Historian James McPherson sums up the decline in power:
“The Civil War tipped the sectional balance of power in favor of the North. From the adoption of the Constitution in 1789 until 1861, slaveholders from states that joined the Confederacy had served as Presidents of the United States during 49 of the 72 years — more than two-thirds of the time. Twenty-three of the 36 Speakers of the House and 24 of the presidents pro tem of the Senate had been southerners. The Supreme Court always had a southern majority before the Civil War; 20 of the 35 justices down to 1861 had been appointed from slave states.”
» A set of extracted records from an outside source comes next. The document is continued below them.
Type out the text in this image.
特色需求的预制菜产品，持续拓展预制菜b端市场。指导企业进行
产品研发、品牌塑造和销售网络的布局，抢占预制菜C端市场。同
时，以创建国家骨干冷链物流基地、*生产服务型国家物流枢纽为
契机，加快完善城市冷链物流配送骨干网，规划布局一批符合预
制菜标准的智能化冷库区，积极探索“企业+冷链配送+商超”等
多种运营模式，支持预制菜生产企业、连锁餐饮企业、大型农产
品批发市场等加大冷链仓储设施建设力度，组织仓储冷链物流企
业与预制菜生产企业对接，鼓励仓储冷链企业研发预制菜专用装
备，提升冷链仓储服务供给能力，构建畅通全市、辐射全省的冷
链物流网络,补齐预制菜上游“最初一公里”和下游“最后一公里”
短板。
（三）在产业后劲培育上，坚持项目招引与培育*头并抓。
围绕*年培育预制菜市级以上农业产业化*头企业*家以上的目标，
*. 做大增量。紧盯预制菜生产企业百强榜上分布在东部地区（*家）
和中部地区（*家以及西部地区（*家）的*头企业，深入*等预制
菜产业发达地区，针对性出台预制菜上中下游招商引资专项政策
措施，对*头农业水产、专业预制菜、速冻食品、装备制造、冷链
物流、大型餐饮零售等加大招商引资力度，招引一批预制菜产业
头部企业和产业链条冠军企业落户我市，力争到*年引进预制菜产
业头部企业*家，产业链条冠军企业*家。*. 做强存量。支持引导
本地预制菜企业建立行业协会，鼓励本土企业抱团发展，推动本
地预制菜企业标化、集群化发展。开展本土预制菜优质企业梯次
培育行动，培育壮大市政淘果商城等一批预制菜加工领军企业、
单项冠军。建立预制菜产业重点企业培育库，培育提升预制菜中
After the Civil War, a century passed before a resident of an ex-Confederate state (11 if you need a refresher) was elected POTUS. For half a century only one of the Speakers of the House and no president pro tem of the Senate came from the South, and only 5 of the 26 Supreme Court justices named during that half-century were southerners.
This is clearly an impact of the Civil War and Reconstruction on southern political power.
Shift this grim political lens to economics. The southern region post-1865 struggled as hookworm, depressed agricultural prices, cotton dependency, populist demagogues, poverty, race violence and Pellagra- an icky disease- did little to advance the region (FYI: Spartanburg, SC was home to the first Pellagra hospital).
Add to these problems staggering illiteracy rates. South Carolina and Alabama in 1910 and 1920 had illiteracy rates at 50% black and white combined. And, this accented a very weak public education system in the South where tax dollars were scarce for public schooling. WWII brought the GED, and this combined with the death of a generation of illiterate people and compulsory school laws impacted illiteracy rates, reducing the numbers but failing to eradicate the legacy of weak, tax-funded public education.
After 1865 the South was vanquished, punished, colonized and stigmatized, a legacy still apparent in perceptions about and attitudes toward the region today.
But the people who lost the most with the Compromise of 1877 were African Americans. At the end of the Civil War, approximately 4–4.5 million freed people lived in the region, and very few migrated out until the Great Migration of the twentieth century.
Historian Eric Foner argues that African Americans were abandoned by the Republican Party and circumscribed of their rights in a region where most remained for decades after abolition. Despite the promises made to African Americans with the Reconstruction Amendments to the Constitution and the numerous federal civil rights acts passed between 1865 and 1877, when occupation ended with the Compromise of 1877, the Republicans failed to enforce federal law, the national attention turned away from war and toward expansion West, Indian Wars, industrialization and welcoming 25 million immigrants into the nation.
Meanwhile, African Americans who lived in the South lived in what historian Steven Hahn calls a nation within a nation. The separate but equal concept at the core of Jim Crow was codified by 1896 with Plessy v Ferguson, and it would be the Second Reconstruction of the mid-twentieth century that fulfilled the promises made to African Americans during the First Reconstruction. The Civil Rights Act of 1964 and the Voting Rights Act of 1965 are watersheds in this journey to full citizenship.
Historian David Blight argues what drove the civil rights movements for African American equality was the memory of emancipation preserved within African American communities as the nation moved toward national reunion by World War I. This ongoing struggle to realize full citizenship began- according to historian John Hope Franklin- in 1619 when the first ship of Africans entered the British colonies on a Dutch ship.
As reparations and HR 40 take the stage again in the coming weeks, reflect on national history as a guide.